Fans of Apple TV+’s show For All Mankind got some very good news earlier this year. Not only would the show be coming back for a fifth season, a spinoff show called Star City was in the works, which tells the story from the Russian point of view. It was an intriguing, but very curious proposal. Russians already play a big role in For All Mankind. How was it all going to work?
In a new interview with Collider, one of the show’s producers, Ronald D. Moore, explained in more detail. “We’re in the writing period of the spinoff series, which is Star City, which is very exciting,” Moore said. “I’m very happy that Apple was supportive of that whole concept and to do it and to tell the story from the cosmonaut point of view and how the Russians got to the moon first and what it was like to work in that program.”
Moore goes on to explain what will set the two stories apart. “I didn’t know a lot about the Russian space program before I started doing this project,” he said. “It was pretty ballsy stuff that they did. The spacecraft were not quite as reliable as ours were. They lost a lot of good people on them. The conditions were tough. They also had things like the KGB being around and hanging out in mission control, so there’s a lot of espionage and Cold War kind of environments that you’re dealing with in that particular show. So, it’s a familiar tale in terms of the narrative for people who watch Mankind. They know the Soviets got there first and they know that they have a robust space program in our alternate history, but certainly the details of how that program worked and what it was like to be on the inside of that program, I think are gonna be really interesting to the audience.”
With Star City still in the writing phase, not every detail has been set in stone.

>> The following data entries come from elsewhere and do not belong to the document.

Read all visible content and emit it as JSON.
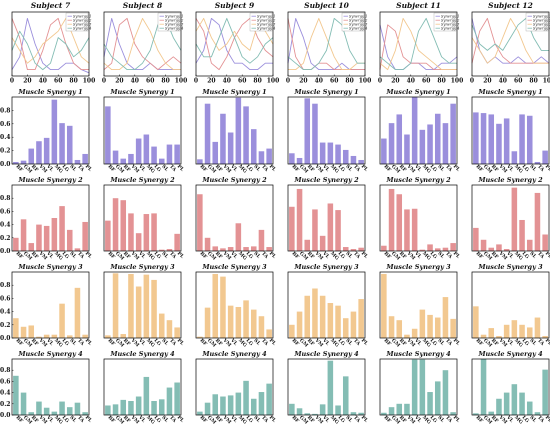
{
  "chart_data": {
    "type": "bar",
    "colors": {
      "synergy_1": "#9b8fdc",
      "synergy_2": "#e39294",
      "synergy_3": "#f2c890",
      "synergy_4": "#84bdb4"
    },
    "line_charts": {
      "type": "line",
      "x_ticks": [
        "0",
        "20",
        "40",
        "60",
        "80",
        "100"
      ],
      "xlim": [
        0,
        100
      ],
      "ylim": [
        0,
        1
      ],
      "legend_position": "top-right",
      "legend": [
        "Synergy 1",
        "Synergy 2",
        "Synergy 3",
        "Synergy 4"
      ],
      "x": [
        0,
        10,
        20,
        30,
        40,
        50,
        60,
        70,
        80,
        90,
        100
      ]
    },
    "bar_charts": {
      "y_ticks": [
        "0.0",
        "0.2",
        "0.4",
        "0.6",
        "0.8"
      ],
      "ylim": [
        0,
        1.0
      ],
      "categories": [
        "BF",
        "GM",
        "RF",
        "VM",
        "VL",
        "MG",
        "LG",
        "SL",
        "TA",
        "PL"
      ]
    },
    "subjects": [
      {
        "title": "Subject 7",
        "curves": [
          {
            "name": "Synergy 1",
            "values": [
              0.1,
              0.3,
              0.9,
              0.5,
              0.2,
              0.1,
              0.1,
              0.2,
              0.2,
              0.1,
              0.05
            ]
          },
          {
            "name": "Synergy 2",
            "values": [
              0.9,
              0.6,
              0.1,
              0.1,
              0.4,
              0.8,
              0.9,
              0.5,
              0.2,
              0.1,
              0.1
            ]
          },
          {
            "name": "Synergy 3",
            "values": [
              0.6,
              0.4,
              0.2,
              0.3,
              0.5,
              0.6,
              0.7,
              0.9,
              0.6,
              0.3,
              0.2
            ]
          },
          {
            "name": "Synergy 4",
            "values": [
              0.4,
              0.7,
              0.5,
              0.2,
              0.1,
              0.2,
              0.6,
              0.5,
              0.3,
              0.4,
              0.6
            ]
          }
        ],
        "synergies": [
          {
            "title": "Muscle Synergy 1",
            "values": [
              0.03,
              0.05,
              0.23,
              0.34,
              0.39,
              0.96,
              0.61,
              0.57,
              0.06,
              0.15
            ]
          },
          {
            "title": "Muscle Synergy 2",
            "values": [
              0.2,
              0.48,
              0.12,
              0.4,
              0.38,
              0.5,
              0.68,
              0.32,
              0.04,
              0.44
            ]
          },
          {
            "title": "Muscle Synergy 3",
            "values": [
              0.3,
              0.17,
              0.19,
              0.02,
              0.05,
              0.05,
              0.52,
              0.04,
              0.76,
              0.05
            ]
          },
          {
            "title": "Muscle Synergy 4",
            "values": [
              0.7,
              0.4,
              0.05,
              0.24,
              0.13,
              0.06,
              0.24,
              0.14,
              0.22,
              0.05
            ]
          }
        ]
      },
      {
        "title": "Subject 8",
        "curves": [
          {
            "name": "Synergy 1",
            "values": [
              0.3,
              0.9,
              0.5,
              0.2,
              0.1,
              0.1,
              0.2,
              0.1,
              0.1,
              0.1,
              0.1
            ]
          },
          {
            "name": "Synergy 2",
            "values": [
              0.1,
              0.2,
              0.8,
              0.9,
              0.5,
              0.3,
              0.2,
              0.1,
              0.2,
              0.3,
              0.2
            ]
          },
          {
            "name": "Synergy 3",
            "values": [
              0.2,
              0.1,
              0.1,
              0.2,
              0.6,
              0.9,
              0.7,
              0.4,
              0.2,
              0.1,
              0.1
            ]
          },
          {
            "name": "Synergy 4",
            "values": [
              0.5,
              0.3,
              0.2,
              0.1,
              0.1,
              0.2,
              0.4,
              0.8,
              0.9,
              0.6,
              0.4
            ]
          }
        ],
        "synergies": [
          {
            "title": "Muscle Synergy 1",
            "values": [
              0.86,
              0.2,
              0.08,
              0.15,
              0.38,
              0.44,
              0.26,
              0.08,
              0.29,
              0.29
            ]
          },
          {
            "title": "Muscle Synergy 2",
            "values": [
              0.46,
              0.8,
              0.77,
              0.57,
              0.27,
              0.56,
              0.57,
              0.02,
              0.03,
              0.26
            ]
          },
          {
            "title": "Muscle Synergy 3",
            "values": [
              0.04,
              0.98,
              0.06,
              0.97,
              0.78,
              0.96,
              0.88,
              0.37,
              0.27,
              0.16
            ]
          },
          {
            "title": "Muscle Synergy 4",
            "values": [
              0.17,
              0.19,
              0.27,
              0.25,
              0.33,
              0.68,
              0.25,
              0.28,
              0.49,
              0.58
            ]
          }
        ]
      },
      {
        "title": "Subject 9",
        "curves": [
          {
            "name": "Synergy 1",
            "values": [
              0.2,
              0.4,
              0.9,
              0.8,
              0.4,
              0.2,
              0.2,
              0.1,
              0.1,
              0.2,
              0.2
            ]
          },
          {
            "name": "Synergy 2",
            "values": [
              0.9,
              0.7,
              0.2,
              0.1,
              0.3,
              0.6,
              0.8,
              0.9,
              0.6,
              0.4,
              0.3
            ]
          },
          {
            "name": "Synergy 3",
            "values": [
              0.7,
              0.9,
              0.6,
              0.4,
              0.5,
              0.7,
              0.5,
              0.4,
              0.8,
              0.7,
              0.5
            ]
          },
          {
            "name": "Synergy 4",
            "values": [
              0.5,
              0.3,
              0.3,
              0.6,
              0.9,
              0.6,
              0.3,
              0.2,
              0.3,
              0.5,
              0.6
            ]
          }
        ],
        "synergies": [
          {
            "title": "Muscle Synergy 1",
            "values": [
              0.07,
              0.9,
              0.33,
              0.75,
              0.47,
              0.99,
              0.86,
              0.52,
              0.19,
              0.23
            ]
          },
          {
            "title": "Muscle Synergy 2",
            "values": [
              0.86,
              0.2,
              0.07,
              0.04,
              0.06,
              0.42,
              0.06,
              0.07,
              0.32,
              0.06
            ]
          },
          {
            "title": "Muscle Synergy 3",
            "values": [
              0.02,
              0.46,
              0.97,
              0.93,
              0.49,
              0.47,
              0.57,
              0.43,
              0.33,
              0.13
            ]
          },
          {
            "title": "Muscle Synergy 4",
            "values": [
              0.06,
              0.22,
              0.37,
              0.33,
              0.35,
              0.4,
              0.61,
              0.29,
              0.41,
              0.56
            ]
          }
        ]
      },
      {
        "title": "Subject 10",
        "curves": [
          {
            "name": "Synergy 1",
            "values": [
              0.2,
              0.9,
              0.6,
              0.2,
              0.1,
              0.1,
              0.1,
              0.2,
              0.1,
              0.1,
              0.1
            ]
          },
          {
            "name": "Synergy 2",
            "values": [
              0.9,
              0.3,
              0.1,
              0.1,
              0.2,
              0.2,
              0.1,
              0.1,
              0.1,
              0.1,
              0.1
            ]
          },
          {
            "name": "Synergy 3",
            "values": [
              0.1,
              0.1,
              0.2,
              0.6,
              0.9,
              0.6,
              0.3,
              0.1,
              0.1,
              0.2,
              0.2
            ]
          },
          {
            "name": "Synergy 4",
            "values": [
              0.3,
              0.2,
              0.1,
              0.1,
              0.2,
              0.4,
              0.9,
              0.8,
              0.4,
              0.2,
              0.2
            ]
          }
        ],
        "synergies": [
          {
            "title": "Muscle Synergy 1",
            "values": [
              0.16,
              0.09,
              0.98,
              0.9,
              0.32,
              0.32,
              0.29,
              0.21,
              0.12,
              0.06
            ]
          },
          {
            "title": "Muscle Synergy 2",
            "values": [
              0.67,
              0.94,
              0.17,
              0.63,
              0.23,
              0.72,
              0.62,
              0.06,
              0.03,
              0.05
            ]
          },
          {
            "title": "Muscle Synergy 3",
            "values": [
              0.2,
              0.4,
              0.64,
              0.75,
              0.64,
              0.53,
              0.49,
              0.3,
              0.4,
              0.59
            ]
          },
          {
            "title": "Muscle Synergy 4",
            "values": [
              0.2,
              0.12,
              0.03,
              0.02,
              0.19,
              0.97,
              0.17,
              0.69,
              0.05,
              0.04
            ]
          }
        ]
      },
      {
        "title": "Subject 11",
        "curves": [
          {
            "name": "Synergy 1",
            "values": [
              0.8,
              0.3,
              0.1,
              0.1,
              0.2,
              0.2,
              0.1,
              0.1,
              0.2,
              0.2,
              0.3
            ]
          },
          {
            "name": "Synergy 2",
            "values": [
              0.1,
              0.8,
              0.7,
              0.3,
              0.2,
              0.2,
              0.2,
              0.1,
              0.1,
              0.1,
              0.1
            ]
          },
          {
            "name": "Synergy 3",
            "values": [
              0.2,
              0.1,
              0.4,
              0.9,
              0.7,
              0.4,
              0.3,
              0.2,
              0.1,
              0.1,
              0.1
            ]
          },
          {
            "name": "Synergy 4",
            "values": [
              0.3,
              0.2,
              0.1,
              0.1,
              0.2,
              0.7,
              0.9,
              0.6,
              0.3,
              0.2,
              0.2
            ]
          }
        ],
        "synergies": [
          {
            "title": "Muscle Synergy 1",
            "values": [
              0.38,
              0.61,
              0.74,
              0.44,
              1.0,
              0.51,
              0.59,
              0.75,
              0.61,
              0.9
            ]
          },
          {
            "title": "Muscle Synergy 2",
            "values": [
              0.08,
              0.94,
              0.86,
              0.63,
              0.64,
              0.02,
              0.1,
              0.04,
              0.05,
              0.12
            ]
          },
          {
            "title": "Muscle Synergy 3",
            "values": [
              0.97,
              0.33,
              0.27,
              0.05,
              0.14,
              0.43,
              0.35,
              0.31,
              0.62,
              0.29
            ]
          },
          {
            "title": "Muscle Synergy 4",
            "values": [
              0.04,
              0.14,
              0.2,
              0.2,
              0.99,
              0.99,
              0.41,
              0.6,
              0.8,
              0.05
            ]
          }
        ]
      },
      {
        "title": "Subject 12",
        "curves": [
          {
            "name": "Synergy 1",
            "values": [
              0.9,
              0.4,
              0.2,
              0.3,
              0.2,
              0.2,
              0.3,
              0.2,
              0.2,
              0.3,
              0.2
            ]
          },
          {
            "name": "Synergy 2",
            "values": [
              0.2,
              0.7,
              0.9,
              0.5,
              0.3,
              0.2,
              0.2,
              0.2,
              0.2,
              0.2,
              0.2
            ]
          },
          {
            "name": "Synergy 3",
            "values": [
              0.6,
              0.4,
              0.2,
              0.3,
              0.6,
              0.9,
              0.7,
              0.4,
              0.2,
              0.2,
              0.2
            ]
          },
          {
            "name": "Synergy 4",
            "values": [
              0.8,
              0.5,
              0.4,
              0.5,
              0.4,
              0.6,
              0.8,
              0.9,
              0.6,
              0.4,
              0.4
            ]
          }
        ],
        "synergies": [
          {
            "title": "Muscle Synergy 1",
            "values": [
              0.77,
              0.76,
              0.74,
              0.6,
              0.68,
              0.19,
              0.74,
              0.72,
              0.03,
              0.2
            ]
          },
          {
            "title": "Muscle Synergy 2",
            "values": [
              0.35,
              0.17,
              0.05,
              0.1,
              0.03,
              0.96,
              0.47,
              0.17,
              0.88,
              0.25
            ]
          },
          {
            "title": "Muscle Synergy 3",
            "values": [
              0.48,
              0.05,
              0.15,
              0.03,
              0.2,
              0.27,
              0.2,
              0.16,
              0.31,
              0.03
            ]
          },
          {
            "title": "Muscle Synergy 4",
            "values": [
              0.03,
              1.0,
              0.06,
              0.29,
              0.4,
              0.55,
              0.4,
              0.24,
              0.05,
              0.81
            ]
          }
        ]
      }
    ]
  }
}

For example, Moore isn’t sure how the language barrier will be handled. But he did reveal they have a larger outline of where it could go. “We have a path,” he said. “We have a general arc. It’s probably not as detailed as what we started off with on For All Mankind, but we have a general sort of, ‘Okay, here’s the structure of how this would play out over several seasons.’”
And, yes, Star City will follow that all too crucial For All Mankind device of jumping ahead in time each season. “I’m not sure [how long] the jumps will be,” he said. “We know we are gonna jump through time. We haven’t quite got to that point yet. It’s probably still an in-the-decade, or so, jump ahead. We don’t know if we’re gonna do exactly what the Mankind jumps were or if we’ll try to split them in the middle.”
But it’s still a format that works for us and makes it a unique part of this universe. It also allows their space program to advance. That was why we did it on Mankind, so that you could see the advancement in chunks instead of getting stuck in a very limited timeframe where there really wouldn’t be a lot of change.”